Нехватка жилой площади в Москве была уже очень острой, но распределяли ее патриархально, силами домового комитета, который был еще организацией общественной. Когда умер старик Истомин, председатель этого комитета предложил отцу занять в квартире две комнаты да еще те две, что были расположены внутри квартиры и соединены между собой большой темной комнатой, где некогда спала горничная (при спальне «барыни») и до сих пор стоял большой мраморный умывальник (несмотря на ванную комнату рядом). В случае такой передвижки мы бы оказывались владельцами одной, меньшей, половины квартиры. Истомины — второй, большей, а у самого парадного входа оказывался бы «холостяк» Константин Иванович. И отец мой, с полного одобрения мамы, отказался! «Как я могу переселить старуху из ее комнаты, она привыкла к ней, у нее только что умер муж, она же хозяйка этой квартиры»? Председатель поправил: «Бывшая хозяйка! Вы делаете глупость». Но папа был тверд в своей деликатности — и в нашей квартире снова воцаряется атмосфера дружелюбной взаиморасположенности… И наша растущая семья на десятилетия оказалась в одной комнате.
Но какой комнате!
28 с половиной метров великолепного паркета, не заставленного почти ничем, — наша «мебель» не занимает и пятой его части, и мы с Алешей, обнявшись в один клубок, катаемся в бешеном восторге по этим только что вымытым звездчатым ромбам. Небывалый простор нас пьянит.

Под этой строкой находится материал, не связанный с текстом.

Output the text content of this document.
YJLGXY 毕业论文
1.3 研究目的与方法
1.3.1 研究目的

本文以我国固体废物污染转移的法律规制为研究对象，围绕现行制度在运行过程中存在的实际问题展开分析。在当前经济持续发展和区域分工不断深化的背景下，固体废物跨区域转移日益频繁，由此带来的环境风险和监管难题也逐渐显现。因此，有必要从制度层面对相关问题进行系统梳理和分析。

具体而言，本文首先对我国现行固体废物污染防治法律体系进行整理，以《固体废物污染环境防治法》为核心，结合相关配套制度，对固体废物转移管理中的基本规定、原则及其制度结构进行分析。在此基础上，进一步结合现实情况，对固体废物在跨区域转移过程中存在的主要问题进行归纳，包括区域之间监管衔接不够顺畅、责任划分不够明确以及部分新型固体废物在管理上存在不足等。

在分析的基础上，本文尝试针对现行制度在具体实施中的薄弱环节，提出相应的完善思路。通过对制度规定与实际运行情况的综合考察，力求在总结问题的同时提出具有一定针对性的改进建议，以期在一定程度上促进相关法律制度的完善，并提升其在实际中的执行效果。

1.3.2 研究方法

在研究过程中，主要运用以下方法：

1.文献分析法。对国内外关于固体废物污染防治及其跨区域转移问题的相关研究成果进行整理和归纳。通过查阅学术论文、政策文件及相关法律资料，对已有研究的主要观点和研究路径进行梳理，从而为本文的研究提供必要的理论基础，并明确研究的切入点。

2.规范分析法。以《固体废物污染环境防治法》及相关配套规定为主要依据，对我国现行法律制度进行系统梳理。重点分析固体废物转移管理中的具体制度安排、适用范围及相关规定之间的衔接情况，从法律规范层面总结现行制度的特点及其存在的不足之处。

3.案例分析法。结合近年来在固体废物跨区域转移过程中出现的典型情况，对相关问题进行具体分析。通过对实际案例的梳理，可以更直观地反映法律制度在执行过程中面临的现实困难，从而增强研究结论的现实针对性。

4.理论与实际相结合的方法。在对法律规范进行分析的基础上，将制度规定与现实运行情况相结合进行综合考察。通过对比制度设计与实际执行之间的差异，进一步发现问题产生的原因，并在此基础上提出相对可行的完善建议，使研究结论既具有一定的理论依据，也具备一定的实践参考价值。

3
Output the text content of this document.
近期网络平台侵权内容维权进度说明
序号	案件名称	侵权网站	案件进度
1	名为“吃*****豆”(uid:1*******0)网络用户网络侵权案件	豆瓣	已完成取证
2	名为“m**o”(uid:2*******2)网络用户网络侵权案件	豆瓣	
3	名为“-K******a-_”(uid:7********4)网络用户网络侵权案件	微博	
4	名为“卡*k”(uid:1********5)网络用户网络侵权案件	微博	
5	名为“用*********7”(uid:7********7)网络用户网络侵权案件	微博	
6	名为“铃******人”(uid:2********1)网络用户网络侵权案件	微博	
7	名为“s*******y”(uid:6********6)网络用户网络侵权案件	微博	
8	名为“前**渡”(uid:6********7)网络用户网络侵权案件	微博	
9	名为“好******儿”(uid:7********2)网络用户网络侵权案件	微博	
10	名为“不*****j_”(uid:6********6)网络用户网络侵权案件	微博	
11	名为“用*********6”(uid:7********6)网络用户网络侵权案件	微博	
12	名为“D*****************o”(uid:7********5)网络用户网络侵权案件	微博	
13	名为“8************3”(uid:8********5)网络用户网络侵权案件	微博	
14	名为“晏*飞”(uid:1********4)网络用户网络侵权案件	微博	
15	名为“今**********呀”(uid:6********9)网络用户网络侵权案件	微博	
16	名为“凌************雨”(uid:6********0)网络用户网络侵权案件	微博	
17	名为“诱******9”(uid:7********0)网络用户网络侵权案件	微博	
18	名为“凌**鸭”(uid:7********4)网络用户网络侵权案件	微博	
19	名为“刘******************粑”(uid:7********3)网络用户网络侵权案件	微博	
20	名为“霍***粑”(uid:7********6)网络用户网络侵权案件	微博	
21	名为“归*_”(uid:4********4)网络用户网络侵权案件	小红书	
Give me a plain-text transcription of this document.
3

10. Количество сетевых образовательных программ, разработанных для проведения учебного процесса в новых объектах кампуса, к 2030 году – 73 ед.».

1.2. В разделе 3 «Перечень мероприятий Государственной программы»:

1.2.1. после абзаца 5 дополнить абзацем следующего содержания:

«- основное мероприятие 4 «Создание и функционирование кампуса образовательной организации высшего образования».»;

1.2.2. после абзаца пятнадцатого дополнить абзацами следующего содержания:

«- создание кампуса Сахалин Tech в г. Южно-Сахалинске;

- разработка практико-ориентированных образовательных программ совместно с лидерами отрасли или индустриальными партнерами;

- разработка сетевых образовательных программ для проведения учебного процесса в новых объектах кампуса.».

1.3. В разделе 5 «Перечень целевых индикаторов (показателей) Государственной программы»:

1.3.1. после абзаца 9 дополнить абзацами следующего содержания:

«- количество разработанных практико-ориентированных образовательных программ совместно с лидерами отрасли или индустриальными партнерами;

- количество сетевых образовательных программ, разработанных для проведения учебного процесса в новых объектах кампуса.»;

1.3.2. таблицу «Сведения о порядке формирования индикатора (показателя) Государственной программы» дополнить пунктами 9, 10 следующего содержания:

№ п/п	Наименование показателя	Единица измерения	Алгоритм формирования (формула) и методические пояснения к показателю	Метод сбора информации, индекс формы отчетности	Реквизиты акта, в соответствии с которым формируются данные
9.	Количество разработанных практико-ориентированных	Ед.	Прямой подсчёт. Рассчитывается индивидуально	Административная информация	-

Два высоченных окна выходят на восток, весеннее утреннее солнце заливает нас светом, не встречающим на своем пути никаких препятствий (занавесок у нас здесь так никогда и не будет: слишком много мануфактуры на них нужно, нам и без этого не в чем ходить, первые занавески — военное затемнение, синие бумажные шторы). Мы с Алешей буквально прилипаем к беломраморным широким подоконникам — перед глазами не каменные стены переулка, а небо, сад; и через месяц после нашего переезда тут пышно и бело расцветут яблони, груши, каштаны, сирень; лишь далеко-далеко за садом, за дворами и низкими крышами виден такой же большой, как наш, дом в Трубниковском переулке, облицованный таким же белым кафелем, — окна этого дома нежно и печально отражают к нам в комнату закатное солнце.
28 с половиной метров лепного потолка, и вечером, когда я лягу в постель на новом месте, я впервые изучу этот сложный узор, постепенно получающий для меня постоянные, четкие, пугающие очертания.
Застекленная дверь в переднюю — еще одно новое и значительное впечатление. У дверного рубчатого стекла странное свойство: когда смотришь из темной передней в нашу новую комнату, кажется, что там внутри какой-то необычный, удивительный свет, свойственный нездешнему, радостному, но призрачному миру. Я уже знаю «Синюю птицу», и мистические ощущения мне отнюдь не чужды, но сегодня и они приобретают светлые краски.
К тому же в день переезда счастливые благодарные Истомины разрешают мне на белых стенах нашей прежней комнаты углем от самовара рисовать все, что захочется. Я рисую громадных человечков с растопыренными пальцами и гигантские домики с дымом из трубы. Взрослые увлекаются моей забавой и тоже что-то рисуют и пишут — все равно здесь будет ремонт!
В этот апрельский день 1929 года вокруг меня все любят друг друга, счастливые своим благородством, удачливостью, надеждами на перемены. Да и как же еще все молоды!
А через полгода в комнату тихого «холостяка» въезжают, оплакивая «свою» квартиру и «свою» родную Тверскую, которую только начали ломать (реконструкция Москвы!), трое Еремеевых. Он — деловитый, энергичный, молчаливый техник по строительству; она — низенькая, очень пышная, нос — пуговкой, румяная, бойкая — дочь мелкого лавочника, недавно еще сидевшая за своей кассой в родительской лавке и сейчас еще, принарядившись, щеголяющая бриллиантиками на белоснежной батистовой с прошивками блузке и черепаховыми гребнями в удивительных, громадных — ниже пояса — темно-золотых волосах — наша знаменитая Настасья Григорьевна, бессменная мамина соседка в течение тридцати трех лет, с которой делили горе и радость, дружили и ссорились, менялись комнатами и в конце концов совсем разошлись (она и сейчас, в 70-е годы, живет в нашей бывшей комнате в Каковинском переулке, страшная, разбухшая старуха, обозленная на мир всеми несчастьями жизни). Вместе с родителями приехала к нам дочь Еремеевых Зина — черненькая семнадцатилетняя красотка, уже окруженная кавалерами, мать наряжает ее в шифон и хлещет по щекам за поздние возвращения домой.